Amor é um jogo onde as apostas estão em 10 contra 1 e mesmo assim você vai lá, motivado por uma força desconhecida, um pressentimento, uma intuição. Cada um aposta mais do que tem e quando a banca ganha, nos espantamos com a perda.
Voltamos com as mãos vazias, o coração inabitado e a cabeça pesando. É a consiência que voltou das férias e está zangada com a bagunça que fizemos a nós mesmo, aos nossos princípios que penhoramos, tiramos tudo do lugar.

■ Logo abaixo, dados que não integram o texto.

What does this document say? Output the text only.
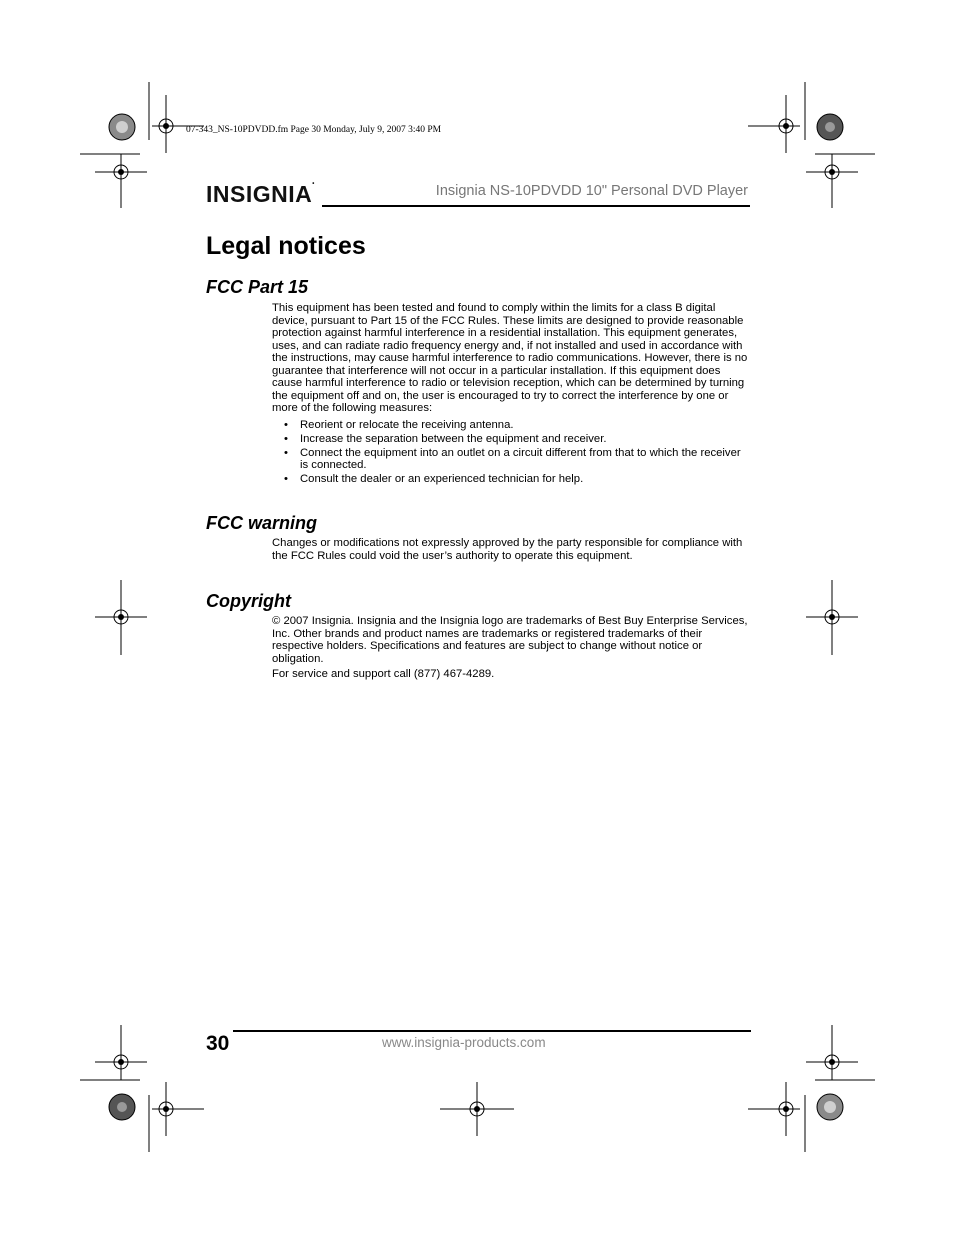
07-343_NS-10PDVDD.fm Page 30 Monday, July 9, 2007 3:40 PM
INSIGNIA•	Insignia NS-10PDVDD 10" Personal DVD Player
Legal notices
FCC Part 15

This equipment has been tested and found to comply within the limits for a class B digital device, pursuant to Part 15 of the FCC Rules. These limits are designed to provide reasonable protection against harmful interference in a residential installation. This equipment generates, uses, and can radiate radio frequency energy and, if not installed and used in accordance with the instructions, may cause harmful interference to radio communications. However, there is no guarantee that interference will not occur in a particular installation. If this equipment does cause harmful interference to radio or television reception, which can be determined by turning the equipment off and on, the user is encouraged to try to correct the interference by one or more of the following measures:

• Reorient or relocate the receiving antenna.
• Increase the separation between the equipment and receiver.
• Connect the equipment into an outlet on a circuit different from that to which the receiver is connected.
• Consult the dealer or an experienced technician for help.
FCC warning

Changes or modifications not expressly approved by the party responsible for compliance with the FCC Rules could void the user’s authority to operate this equipment.

Copyright

© 2007 Insignia. Insignia and the Insignia logo are trademarks of Best Buy Enterprise Services, Inc. Other brands and product names are trademarks or registered trademarks of their respective holders. Specifications and features are subject to change without notice or obligation.

For service and support call (877) 467-4289.

30	www.insignia-products.com
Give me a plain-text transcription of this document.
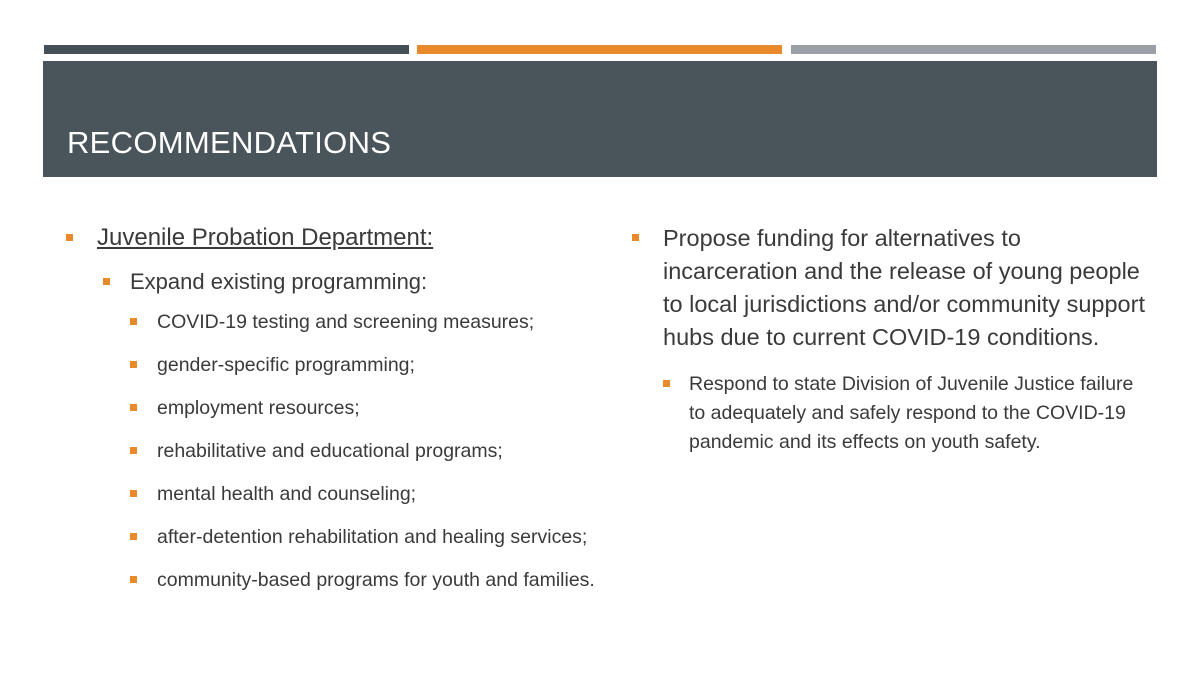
RECOMMENDATIONS
Juvenile Probation Department:
Expand existing programming:
COVID-19 testing and screening measures;
gender-specific programming;
employment resources;
rehabilitative and educational programs;
mental health and counseling;
after-detention rehabilitation and healing services;
community-based programs for youth and families.
Propose funding for alternatives to incarceration and the release of young people to local jurisdictions and/or community support hubs due to current COVID-19 conditions.
Respond to state Division of Juvenile Justice failure to adequately and safely respond to the COVID-19 pandemic and its effects on youth safety.
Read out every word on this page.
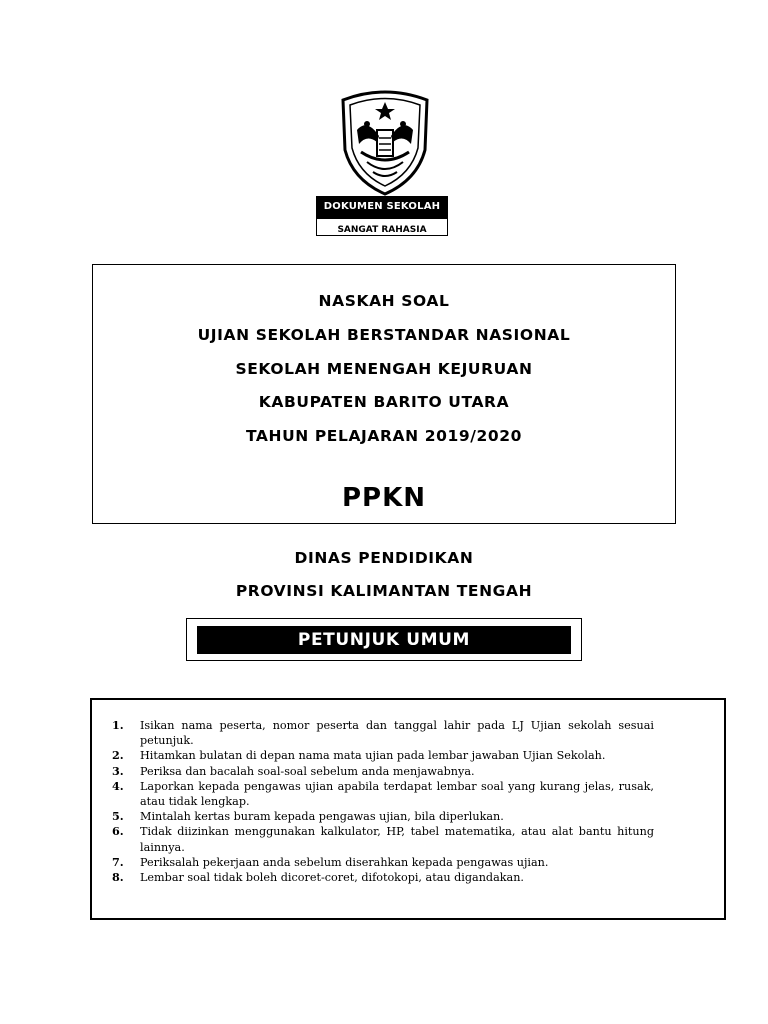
DOKUMEN SEKOLAH
SANGAT RAHASIA
NASKAH SOAL
UJIAN SEKOLAH BERSTANDAR NASIONAL
SEKOLAH MENENGAH KEJURUAN
KABUPATEN BARITO UTARA
TAHUN PELAJARAN 2019/2020
PPKN
DINAS PENDIDIKAN
PROVINSI KALIMANTAN TENGAH
PETUNJUK UMUM
1. Isikan nama peserta, nomor peserta dan tanggal lahir pada LJ Ujian sekolah sesuai petunjuk.
2. Hitamkan bulatan di depan nama mata ujian pada lembar jawaban Ujian Sekolah.
3. Periksa dan bacalah soal-soal sebelum anda menjawabnya.
4. Laporkan kepada pengawas ujian apabila terdapat lembar soal yang kurang jelas, rusak, atau tidak lengkap.
5. Mintalah kertas buram kepada pengawas ujian, bila diperlukan.
6. Tidak diizinkan menggunakan kalkulator, HP, tabel matematika, atau alat bantu hitung lainnya.
7. Periksalah pekerjaan anda sebelum diserahkan kepada pengawas ujian.
8. Lembar soal tidak boleh dicoret-coret, difotokopi, atau digandakan.
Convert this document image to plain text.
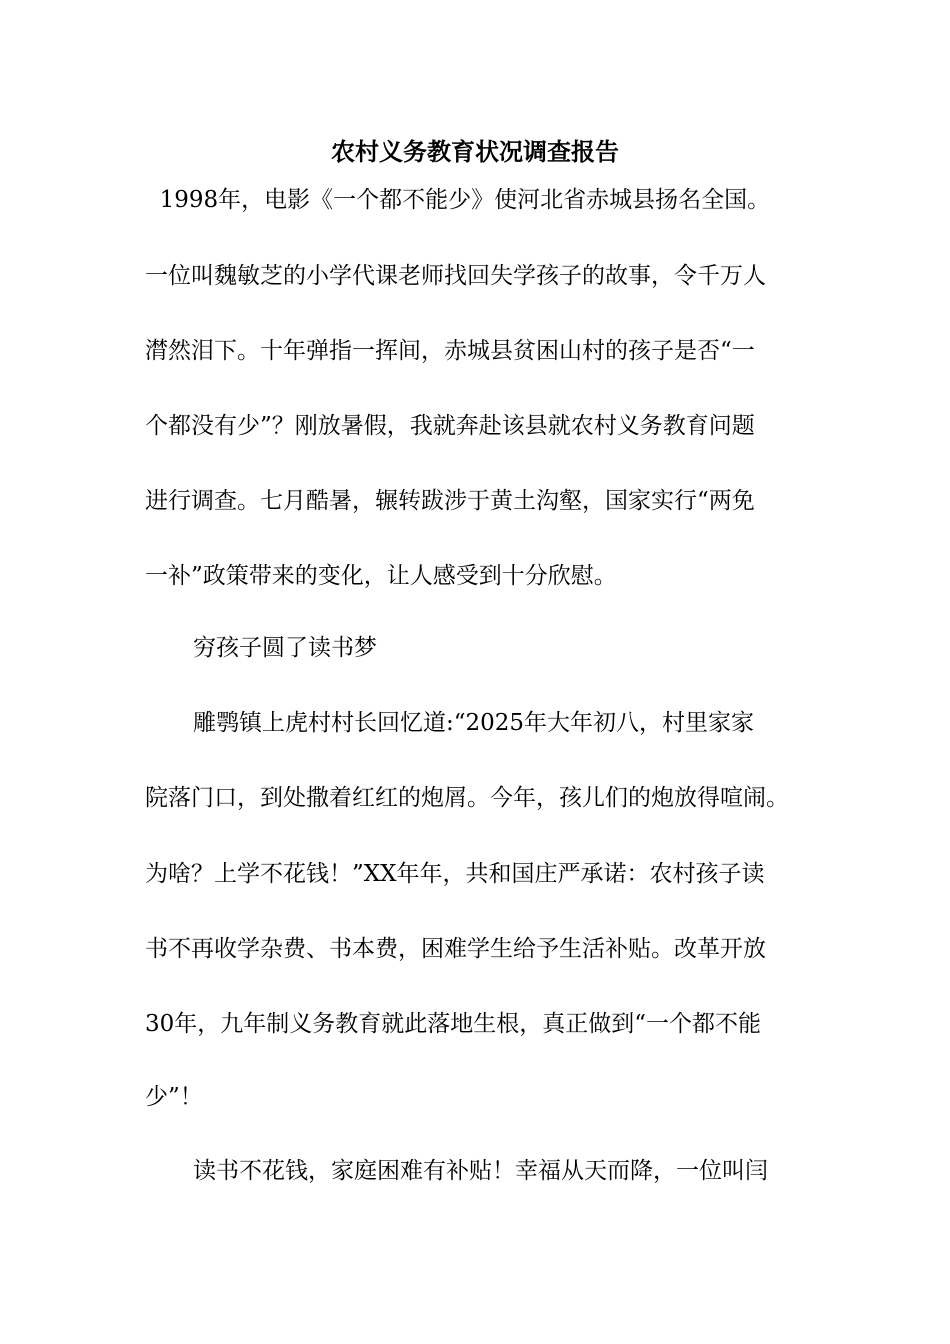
农村义务教育状况调查报告
1998年，电影《一个都不能少》使河北省赤城县扬名全国。
一位叫魏敏芝的小学代课老师找回失学孩子的故事，令千万人
潸然泪下。十年弹指一挥间，赤城县贫困山村的孩子是否“一
个都没有少”？刚放暑假，我就奔赴该县就农村义务教育问题
进行调查。七月酷暑，辗转跋涉于黄土沟壑，国家实行“两免
一补”政策带来的变化，让人感受到十分欣慰。
穷孩子圆了读书梦
雕鹗镇上虎村村长回忆道:“2025年大年初八，村里家家
院落门口，到处撒着红红的炮屑。今年，孩儿们的炮放得喧闹。
为啥？上学不花钱！”XX年年，共和国庄严承诺：农村孩子读
书不再收学杂费、书本费，困难学生给予生活补贴。改革开放
30年，九年制义务教育就此落地生根，真正做到“一个都不能
少”！
读书不花钱，家庭困难有补贴！幸福从天而降，一位叫闫
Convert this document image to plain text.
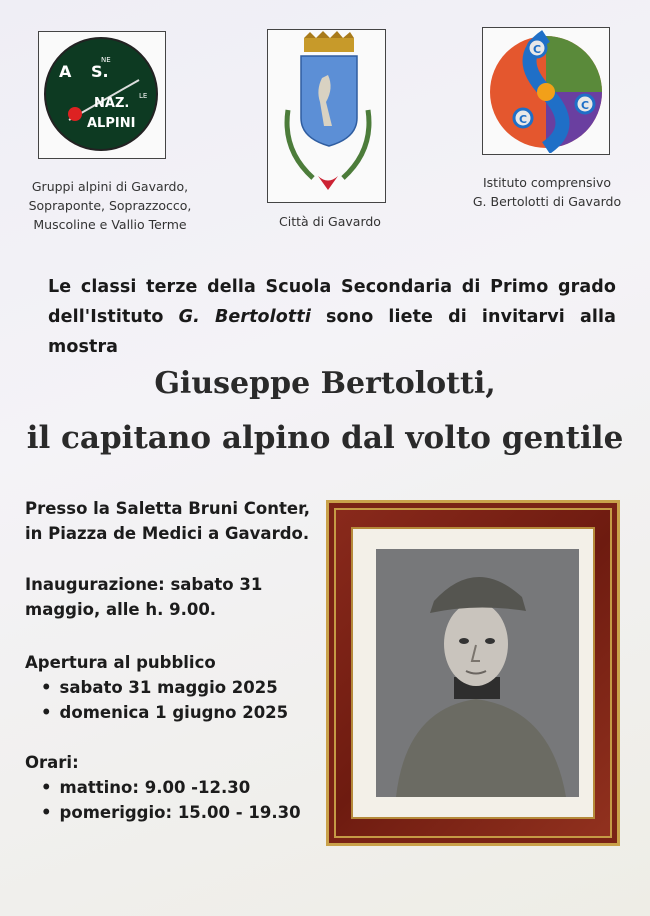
A S.
NE
NAZ. LE
ALPINI
C
C
C
Gruppi alpini di Gavardo,
Sopraponte, Soprazzocco,
Muscoline e Vallio Terme	Città di Gavardo
Istituto comprensivo
G. Bertolotti di Gavardo
Le classi terze della Scuola Secondaria di Primo grado dell'Istituto G. Bertolotti sono liete di invitarvi alla mostra
Giuseppe Bertolotti,
il capitano alpino dal volto gentile
Presso la Saletta Bruni Conter,
in Piazza de Medici a Gavardo.
Inaugurazione: sabato 31
maggio, alle h. 9.00.
Apertura al pubblico
• sabato 31 maggio 2025
• domenica 1 giugno 2025
Orari:
• mattino: 9.00 -12.30
• pomeriggio: 15.00 - 19.30
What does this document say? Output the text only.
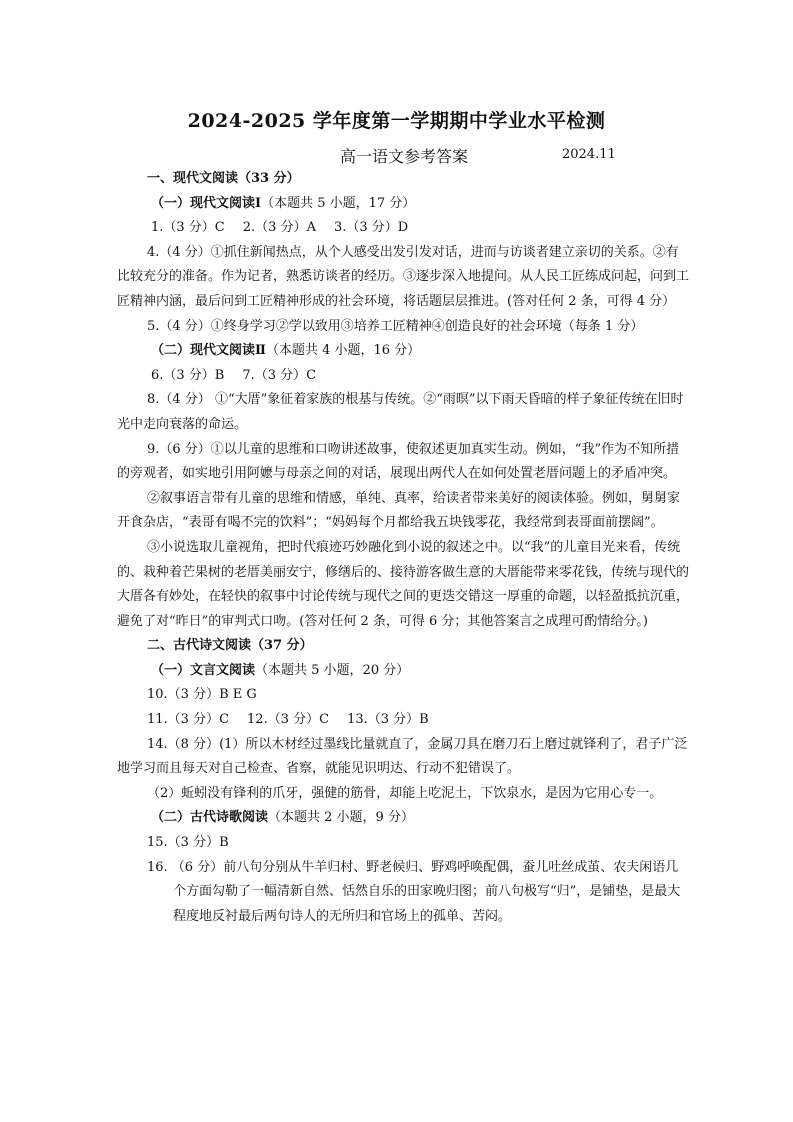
2024-2025 学年度第一学期期中学业水平检测
高一语文参考答案	2024.11

一、现代文阅读（33 分）

（一）现代文阅读Ⅰ（本题共 5 小题，17 分）

1.（3 分）C 2.（3 分）A 3.（3 分）D

4.（4 分）①抓住新闻热点，从个人感受出发引发对话，进而与访谈者建立亲切的关系。②有比较充分的准备。作为记者，熟悉访谈者的经历。③逐步深入地提问。从人民工匠练成问起，问到工匠精神内涵，最后问到工匠精神形成的社会环境，将话题层层推进。(答对任何 2 条，可得 4 分）

5.（4 分）①终身学习②学以致用③培养工匠精神④创造良好的社会环境（每条 1 分）

（二）现代文阅读Ⅱ（本题共 4 小题，16 分）

6.（3 分）B 7.（3 分）C

8.（4 分） ①“大厝”象征着家族的根基与传统。②“雨暝”以下雨天昏暗的样子象征传统在旧时光中走向衰落的命运。

9.（6 分）①以儿童的思维和口吻讲述故事，使叙述更加真实生动。例如，“我”作为不知所措的旁观者，如实地引用阿嬷与母亲之间的对话，展现出两代人在如何处置老厝问题上的矛盾冲突。

②叙事语言带有儿童的思维和情感，单纯、真率，给读者带来美好的阅读体验。例如，舅舅家开食杂店，“表哥有喝不完的饮料”；“妈妈每个月都给我五块钱零花，我经常到表哥面前摆阔”。

③小说选取儿童视角，把时代痕迹巧妙融化到小说的叙述之中。以“我”的儿童目光来看，传统的、栽种着芒果树的老厝美丽安宁，修缮后的、接待游客做生意的大厝能带来零花钱，传统与现代的大厝各有妙处，在轻快的叙事中讨论传统与现代之间的更迭交错这一厚重的命题，以轻盈抵抗沉重，避免了对“昨日”的审判式口吻。(答对任何 2 条，可得 6 分；其他答案言之成理可酌情给分。)

二、古代诗文阅读（37 分）

（一）文言文阅读（本题共 5 小题，20 分）

10.（3 分）B E G

11.（3 分）C 12.（3 分）C 13.（3 分）B

14.（8 分）(1）所以木材经过墨线比量就直了，金属刀具在磨刀石上磨过就锋利了，君子广泛地学习而且每天对自己检查、省察，就能见识明达、行动不犯错误了。

（2）蚯蚓没有锋利的爪牙，强健的筋骨，却能上吃泥土，下饮泉水，是因为它用心专一。

（二）古代诗歌阅读（本题共 2 小题，9 分）

15.（3 分）B

16. （6 分）前八句分别从牛羊归村、野老候归、野鸡呼唤配偶，蚕儿吐丝成茧、农夫闲语几个方面勾勒了一幅清新自然、恬然自乐的田家晚归图；前八句极写“归”，是铺垫，是最大程度地反衬最后两句诗人的无所归和官场上的孤单、苦闷。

Dizem que apaixonar-se não dá trabalho. Que os olhos se cruzam, o coração acelera, a boca seca, bla bla bla. Sou cético demais pra aceitar a idéia de que alhuém SÓ DE OLHAR possa vir a sentir, a decidir, a saber, a se entregar mediante tão pouca informação, sem ter certeza de um nome, sem nada. Um olhar vale por mil palavras, eu sei, mas se você usar as palavras certas, economiza saliva e a mensagem vem mais claramente: “Quero ficar com você. Quero te beijar. Você mexe comigo.” Viu só: usei apenas 10 palavras e a mensagem veio mais nítida, mais completa.
Se o amor é cego como pode a paixão ser à primeira vista? Sei não, acredito que a paixão é mais um cisco no olho, que incomoda, lateja, arde, mas passa e não mata ninguém.